Thirdly, due to the cost and remoteness of the Sahara, protection mechanisms are scarce and hard to access. Fourthly, traffickers’ models have changed: instead of just transporting victims onward, captors now view victims as repeat revenue sources through ransom payments. SAGE Journals offers more on this topic here.
Human Impact
The human cost is devastating: survivors recount being chained or confined underground, tortured with metal rods, electrocuted, given no food, forced into labour and sexually exploited all in order to pressure their families into paying the ransom demands. Human Rights Watch (+11)

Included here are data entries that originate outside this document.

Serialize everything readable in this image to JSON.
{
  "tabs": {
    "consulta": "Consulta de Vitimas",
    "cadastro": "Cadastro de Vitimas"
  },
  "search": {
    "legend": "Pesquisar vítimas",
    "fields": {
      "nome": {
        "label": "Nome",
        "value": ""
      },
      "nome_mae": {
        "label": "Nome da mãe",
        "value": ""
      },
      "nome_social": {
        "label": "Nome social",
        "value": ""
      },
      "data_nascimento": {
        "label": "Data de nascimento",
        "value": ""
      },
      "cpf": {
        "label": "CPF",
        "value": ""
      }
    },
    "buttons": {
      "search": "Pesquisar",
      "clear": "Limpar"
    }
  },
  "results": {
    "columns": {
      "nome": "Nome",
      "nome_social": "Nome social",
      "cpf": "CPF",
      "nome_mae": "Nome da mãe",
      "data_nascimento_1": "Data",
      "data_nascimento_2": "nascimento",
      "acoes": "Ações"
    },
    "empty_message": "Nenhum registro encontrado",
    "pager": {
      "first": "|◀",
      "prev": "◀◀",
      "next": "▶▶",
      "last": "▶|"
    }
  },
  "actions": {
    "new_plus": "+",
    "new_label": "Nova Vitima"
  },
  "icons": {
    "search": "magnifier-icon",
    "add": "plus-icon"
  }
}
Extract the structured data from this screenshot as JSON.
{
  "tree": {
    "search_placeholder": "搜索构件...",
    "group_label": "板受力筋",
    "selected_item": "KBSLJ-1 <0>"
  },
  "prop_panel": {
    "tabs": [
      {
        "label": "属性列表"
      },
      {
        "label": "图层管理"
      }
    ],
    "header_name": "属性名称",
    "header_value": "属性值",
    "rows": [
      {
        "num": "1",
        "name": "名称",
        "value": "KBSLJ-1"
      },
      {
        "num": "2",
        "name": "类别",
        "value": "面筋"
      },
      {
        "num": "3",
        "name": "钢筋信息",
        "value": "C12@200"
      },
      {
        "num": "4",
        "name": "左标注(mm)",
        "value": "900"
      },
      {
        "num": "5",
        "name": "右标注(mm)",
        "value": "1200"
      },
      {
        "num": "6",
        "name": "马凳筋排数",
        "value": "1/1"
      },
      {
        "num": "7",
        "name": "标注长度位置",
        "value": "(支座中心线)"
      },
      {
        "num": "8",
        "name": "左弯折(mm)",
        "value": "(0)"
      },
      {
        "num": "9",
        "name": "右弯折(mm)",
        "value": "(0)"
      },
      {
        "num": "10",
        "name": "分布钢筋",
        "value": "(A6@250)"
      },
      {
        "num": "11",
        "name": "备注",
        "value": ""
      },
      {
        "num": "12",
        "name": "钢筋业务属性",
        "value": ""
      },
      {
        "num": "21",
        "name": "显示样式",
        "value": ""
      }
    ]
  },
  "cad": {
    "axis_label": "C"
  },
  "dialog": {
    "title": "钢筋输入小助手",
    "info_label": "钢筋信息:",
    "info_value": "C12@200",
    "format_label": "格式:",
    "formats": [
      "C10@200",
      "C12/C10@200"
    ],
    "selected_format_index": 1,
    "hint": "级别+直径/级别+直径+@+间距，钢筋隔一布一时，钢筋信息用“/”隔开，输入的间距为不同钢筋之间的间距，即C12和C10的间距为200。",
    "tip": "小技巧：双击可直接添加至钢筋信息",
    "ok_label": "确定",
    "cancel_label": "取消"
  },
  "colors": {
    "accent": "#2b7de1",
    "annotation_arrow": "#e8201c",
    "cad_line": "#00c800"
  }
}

One illustrative case involved a captive who sent video from his bondage in Libya so his family would understand its urgency.
Sihma
Detention can have devastating emotional, physical and financial repercussions that extend far beyond just those held. Families mortgage property to secure release; items are sold or loaned out; crowd-funding campaigns take place via social media – sometimes without success; victims even after ransom payments may still be trafficked further or subjected to abuse and violence after release from detention. WATCH | TIME + 1
Addressing the ransom-for-trafficking crisis requires multifaceted action:
Strengthening protection and monitoring for refugees in transit, including registration and legal status issues so they are less vulnerable to criminal actors.
Improving cross-border, regional cooperation among transit states such as Niger, Libya, Sudan etc. in order to reduce detention camps and trafficking hubs.
Disrupting financial flows associated with ransom payments – including informal hawala systems and social-media crowdfunding channels used by families under duress.
Enhancing support and reintegration efforts for survivors, including medical, psychological, and legal assistance.
Raising awareness among prospective migrants of both traditional smuggling as well as being held hostage for ransom.
Conclusion
The deep Sahara and fragile states surrounding it form an underground arena where traffickers now treat refugees not just as cargo but as assets — hostages they will abduct, torture, demand ransom for ransom demands and employ family extortion techniques against families that remain trapped owing to structural vulnerabilities that facilitate this trade. Until structural vulnerabilities that enable this trade are addressed, many more families will remain trapped while bearing both personal and financial consequences of what their loved ones endured.